Let us write the Taylor polynomial for the function \((1 + x)^{\frac{1}{2}}\):
\[ (1 + x)^{\frac{1}{2}} = 1 + \binom{\frac12}1 x + \binom{\frac12}2 x^2 + \binom{\frac12}3 x^3 + R_4(x), \] where \(R_4(x)\) is the remainder of the Taylor polynomial.
The remainder also has the property that \(R_4(x) = \frac{f^{(4)}(c)}{4!}\cdot(x-0)^4\) for some \(c\) between \(1\) and \(x\), where \(f = (1 + x)^{\frac12}\). So we compute the fourth derivative \[ f^{(4)}(x) = -\frac{15}{16}(1+x)^{-\frac72} \] So for \(x = 1\) the absolute value of the error will be at most \(\frac{15}{16 {\cdot} 4!} = 0.0390625\).

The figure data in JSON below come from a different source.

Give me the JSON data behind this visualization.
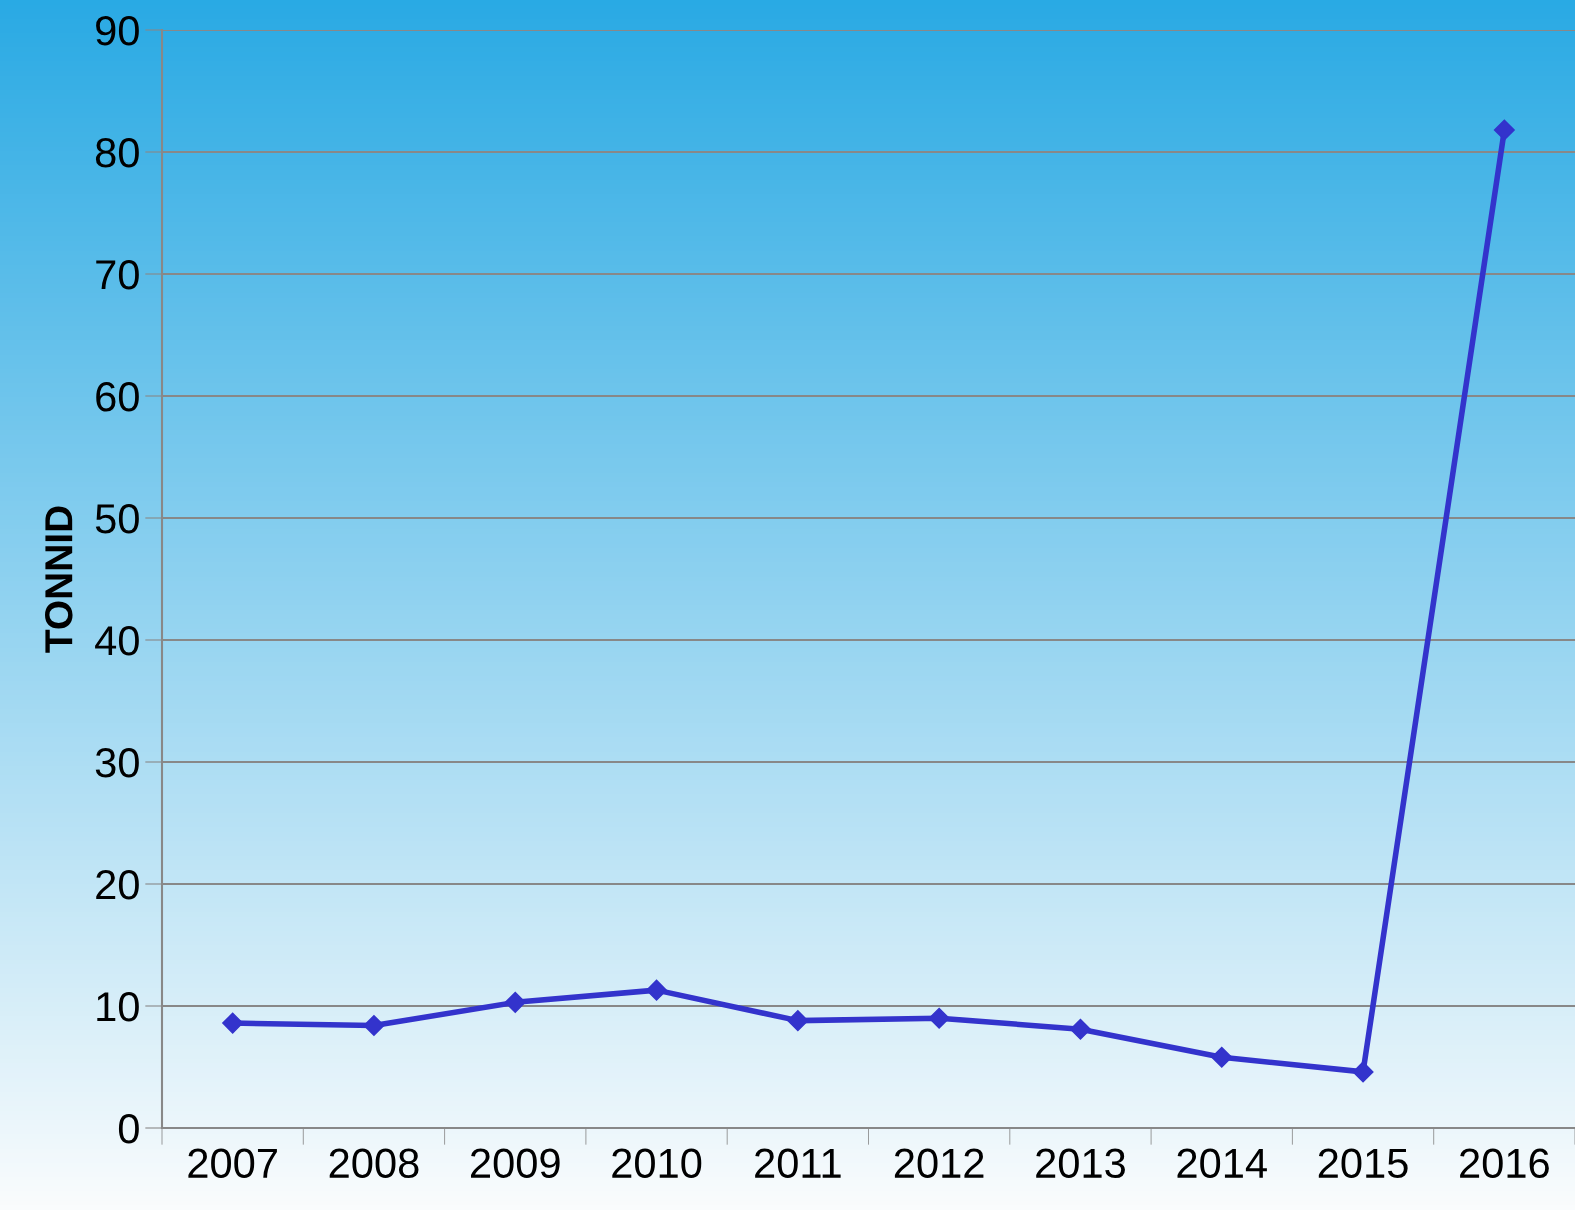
{
  "chart_data": {
    "type": "line",
    "ylabel": "TONNID",
    "categories": [
      "2007",
      "2008",
      "2009",
      "2010",
      "2011",
      "2012",
      "2013",
      "2014",
      "2015",
      "2016"
    ],
    "series": [
      {
        "color": "#3333cc",
        "values": [
          8.6,
          8.4,
          10.3,
          11.3,
          8.8,
          9.0,
          8.1,
          5.8,
          4.6,
          81.8
        ]
      }
    ],
    "ylim": [
      0,
      90
    ],
    "yticks": [
      0,
      10,
      20,
      30,
      40,
      50,
      60,
      70,
      80,
      90
    ],
    "grid": "y",
    "marker": "diamond",
    "line_style": "solid"
  }
}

So finally we can substitute into the Taylor polynomial:
\[ (1 + 1)^{\frac{1}{2}} \approx 1 + \binom{\frac12}1 1 + \binom{\frac12}2 1 + \binom{\frac12}3 1 = 1 + \frac12 - \frac18 + \frac3{48} = 1.4375. \]
The actual value of \(\sqrt 2\) is approximately \(1.4142\). If we wanted to determine it more precisely, we see that we could use a higher-degree Taylor polynomial.